The chubby “native” or as I like to call them “inspirational American” was sputtering about some invented rule of thumb urban legend and didn’t seem to understand how this b1tchy white woman was not getting excited about “muh feminism“. As if I’d never heard that before. I smiled at her. “That sounds awful.” I said nodding. “I am very sorry for those people.” And of course I am. Who wouldn’t be? That was very sincere. “My people are just not like that.”  Because they are not. 

We’re not. We are not. We don’t value violence against women and children. I am sure there are exceptions but there is not and never has been anything normal about that in my people.

 

 I paid my bill and thanked her mid-sentence. I know I am ruining my life and committing all kinds of social faux-pas against the aggrieved masses. Groveling ins’t going to win me any favors though. I’ve seen this game played out often enough. Even though half the nasty boomers were white women they thirsted for the same thing-an arrogant white woman they can be the hero against and horrified by.

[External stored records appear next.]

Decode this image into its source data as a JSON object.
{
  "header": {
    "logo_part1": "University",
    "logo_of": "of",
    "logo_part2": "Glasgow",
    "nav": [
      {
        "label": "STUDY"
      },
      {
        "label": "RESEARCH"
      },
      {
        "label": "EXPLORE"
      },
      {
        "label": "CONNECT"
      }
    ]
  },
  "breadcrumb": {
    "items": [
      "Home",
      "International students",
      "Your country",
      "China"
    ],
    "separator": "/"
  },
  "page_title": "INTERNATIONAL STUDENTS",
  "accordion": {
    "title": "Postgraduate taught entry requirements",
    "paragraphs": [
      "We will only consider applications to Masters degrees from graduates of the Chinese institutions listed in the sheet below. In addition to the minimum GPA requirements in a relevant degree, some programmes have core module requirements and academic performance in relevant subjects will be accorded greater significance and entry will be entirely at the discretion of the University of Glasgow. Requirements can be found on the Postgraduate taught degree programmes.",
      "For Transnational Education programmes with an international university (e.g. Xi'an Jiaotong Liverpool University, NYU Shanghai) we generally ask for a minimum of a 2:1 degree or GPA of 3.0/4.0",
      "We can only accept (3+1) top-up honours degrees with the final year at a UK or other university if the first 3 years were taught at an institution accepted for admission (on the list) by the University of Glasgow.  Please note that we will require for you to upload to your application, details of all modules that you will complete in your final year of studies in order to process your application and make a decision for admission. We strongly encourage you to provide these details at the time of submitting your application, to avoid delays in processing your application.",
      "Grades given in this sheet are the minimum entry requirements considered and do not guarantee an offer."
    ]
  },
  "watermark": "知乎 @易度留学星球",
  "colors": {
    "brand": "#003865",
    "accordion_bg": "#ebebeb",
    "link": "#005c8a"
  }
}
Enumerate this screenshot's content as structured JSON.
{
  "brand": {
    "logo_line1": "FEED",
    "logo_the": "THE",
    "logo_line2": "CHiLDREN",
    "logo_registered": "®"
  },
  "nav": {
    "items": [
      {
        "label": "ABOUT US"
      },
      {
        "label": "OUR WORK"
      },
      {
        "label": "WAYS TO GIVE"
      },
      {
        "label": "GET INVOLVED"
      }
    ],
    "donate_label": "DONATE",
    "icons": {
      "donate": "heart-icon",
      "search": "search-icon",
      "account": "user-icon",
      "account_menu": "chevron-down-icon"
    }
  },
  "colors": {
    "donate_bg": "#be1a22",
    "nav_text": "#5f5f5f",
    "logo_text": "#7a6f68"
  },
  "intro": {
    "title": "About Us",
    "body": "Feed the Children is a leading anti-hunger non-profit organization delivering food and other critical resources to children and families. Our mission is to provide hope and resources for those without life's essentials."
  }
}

betty_gun Not really a problem for me because you will perceive me like that anyway. I’m happy to meet your need. And my people are not like that. My people are not like that. White Sharia doesn’t offend me or scare me a bit. I’ve never had a ‘partner’ whose committed a bigger crime than trying to buy me too much stuff that I don’t need. I’m not materialistic.  I grew up around families where men did their most to care for their children and wives.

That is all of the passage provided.